Monument du cinéma français, l’acteur Michel Piccoli, célèbre pour ses rôles dans « Le mépris », « Les choses de la vie » ou plus récemment « Habemus papam », est décédé le 12 mai à l’âge de 94 ans, a annoncé hier sa famille .
Michel Piccoli s’est éteint le 12 mai dans les bras de sa femme Ludivine et de ses jeunes enfants Inord et Missia, des suites d’un accident cérébral», indique le communiqué transmis hier à l’AFP par Gilles Jacob, ami de l’acteur et ancien président du Festival de Cannes.
Si Piccoli a commencé sa carrière très tôt dans les années 40, il faut attendre 1963 et Le Mépris de Jean-Luc Godard pour que s’écrive le premier chapitre de sa légende. Le mot n’est pas trop faible. Depuis ce film mythique où il susurrait son amour pour les fesses de Brigitte Bardot, l’acteur a promené son physique de séducteur aux sourcils broussailleux dans plus de 150 films, du provocateur de La Grande Bouffe au pape en proie au doute d’Habemus papam (2011), son dernier grand rôle à l’écran.
D’une remarquable longévité, sa carrière est indissociable des films de Luis Buñuel et de Claude Sautet.
Sous la direction du premier, il a interprété des personnages troubles (Le journal d’une femme de chambre, Belle de jour, Le charme discret de la bourgeoisie) avant de devenir une incarnation des Trente glorieuses, immuable clope au bec, chez le second, dans les années 70 (Vincent, François, Paul… et les autres). Autre couple de légende à l’écran après celui qu’il avait formé avec Brigitte Bardot, celui qu’il compose avec Romy Schneider devant la caméra de Claude Sautet fait des étincelles, notamment dans Max et les ferrailleurs ou Les Choses de la vie, où leur alchimie est spectaculaire.
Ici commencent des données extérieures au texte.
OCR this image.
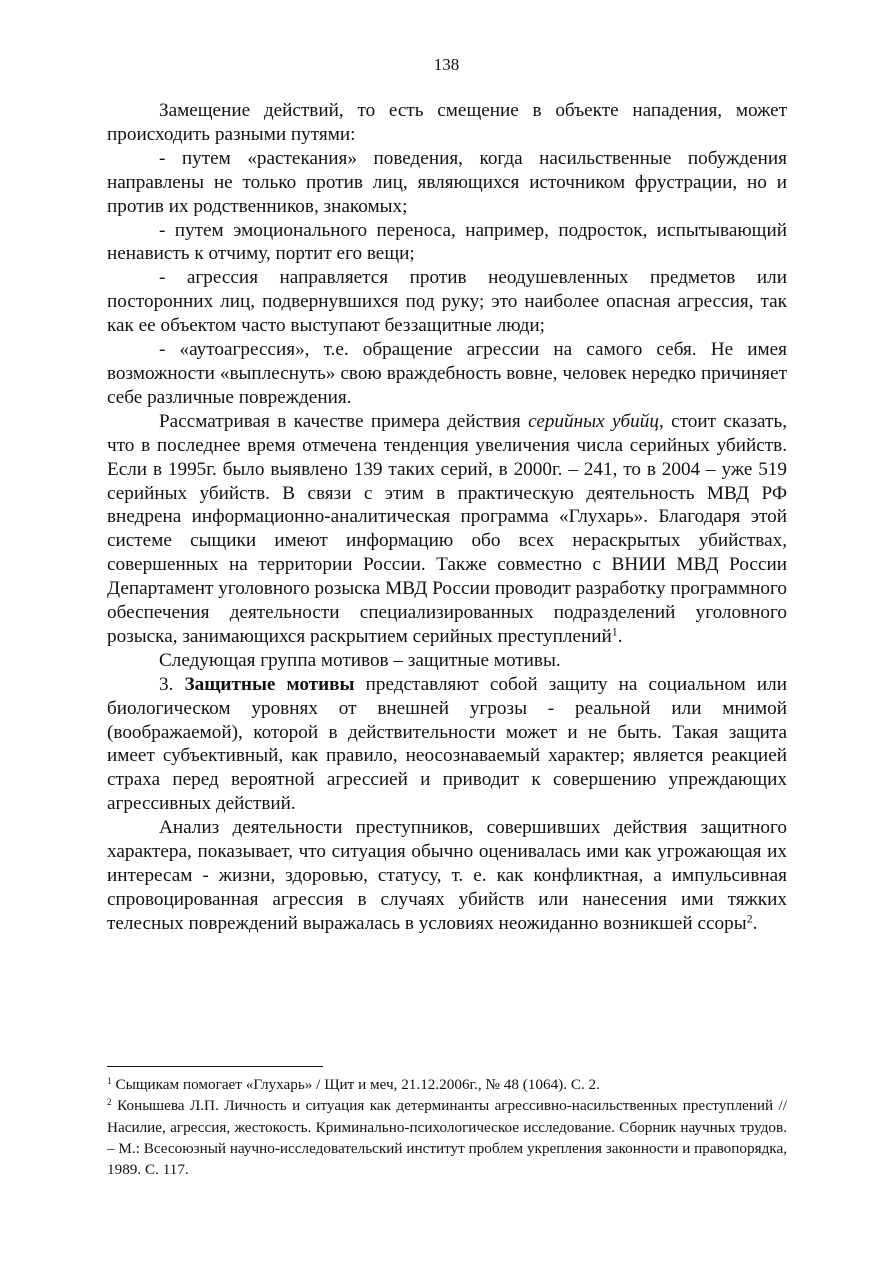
138

Замещение действий, то есть смещение в объекте нападения, может происходить разными путями:

- путем «растекания» поведения, когда насильственные побуждения направлены не только против лиц, являющихся источником фрустрации, но и против их родственников, знакомых;

- путем эмоционального переноса, например, подросток, испытывающий ненависть к отчиму, портит его вещи;

- агрессия направляется против неодушевленных предметов или посторонних лиц, подвернувшихся под руку; это наиболее опасная агрессия, так как ее объектом часто выступают беззащитные люди;

- «аутоагрессия», т.е. обращение агрессии на самого себя. Не имея возможности «выплеснуть» свою враждебность вовне, человек нередко причиняет себе различные повреждения.

Рассматривая в качестве примера действия серийных убийц, стоит сказать, что в последнее время отмечена тенденция увеличения числа серийных убийств. Если в 1995г. было выявлено 139 таких серий, в 2000г. – 241, то в 2004 – уже 519 серийных убийств. В связи с этим в практическую деятельность МВД РФ внедрена информационно-аналитическая программа «Глухарь». Благодаря этой системе сыщики имеют информацию обо всех нераскрытых убийствах, совершенных на территории России. Также совместно с ВНИИ МВД России Департамент уголовного розыска МВД России проводит разработку программного обеспечения деятельности специализированных подразделений уголовного розыска, занимающихся раскрытием серийных преступлений$^1$.

Следующая группа мотивов – защитные мотивы.

3. Защитные мотивы представляют собой защиту на социальном или биологическом уровнях от внешней угрозы - реальной или мнимой (воображаемой), которой в действительности может и не быть. Такая защита имеет субъективный, как правило, неосознаваемый характер; является реакцией страха перед вероятной агрессией и приводит к совершению упреждающих агрессивных действий.

Анализ деятельности преступников, совершивших действия защитного характера, показывает, что ситуация обычно оценивалась ими как угрожающая их интересам - жизни, здоровью, статусу, т. е. как конфликтная, а импульсивная спровоцированная агрессия в случаях убийств или нанесения ими тяжких телесных повреждений выражалась в условиях неожиданно возникшей ссоры$^2$.

$^1$ Сыщикам помогает «Глухарь» / Щит и меч, 21.12.2006г., № 48 (1064). С. 2.

$^2$ Конышева Л.П. Личность и ситуация как детерминанты агрессивно-насильственных преступлений // Насилие, агрессия, жестокость. Криминально-психологическое исследование. Сборник научных трудов. – М.: Всесоюзный научно-исследовательский институт проблем укрепления законности и правопорядка, 1989. С. 117.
éclectique dans ses choix, il a également tourné sous la direction de Renoir, Resnais, Demy, Melville, Varda et Hitchcock.
Grand, brun, dégarni avec les ans, voix qui tonne ou ensorcelle, ce personnage énigmatique, s’est « régalé à jouer l’extravagance ou les délires les plus troubles, à casser (son) image », disait-il.
Son rôle dans La Grande Bouffe (1973) de Marco Ferreri, dont il partage l’affiche avec Ugo Tognazzi, Marcello Mastroianni, Philippe Noiret et Andréa Ferréol, un des plus gros scandales du festival de Cannes, en est la preuve. Il y incarne un participant à un séminaire gastronomique se transformant en orgie scatologique et nihiliste.
Son refus des plans de carrière, son côté « anti-star » l’ont amené à tourner des films d’auteur : Leos Carax, Jean-Claude Brisseau, Jacques Doillon.
En 1990, il campait avec gourmandise un personnage de grand bourgeois fantasque dans Milou en mai de Louis Malle.
Peu à peu disparu des écrans, ce grand pudique lèvera un coin du voile à plus de 90 ans dans un livre d’entretiens avec son ami Gilles Jacob («J’ai vécu dans mes rêves»). Il y confiait son angoisse de ne plus pouvoir travailler : «On voudrait que ça ne s’arrête jamais et cela va s’arrêter (…) c’est très difficile.»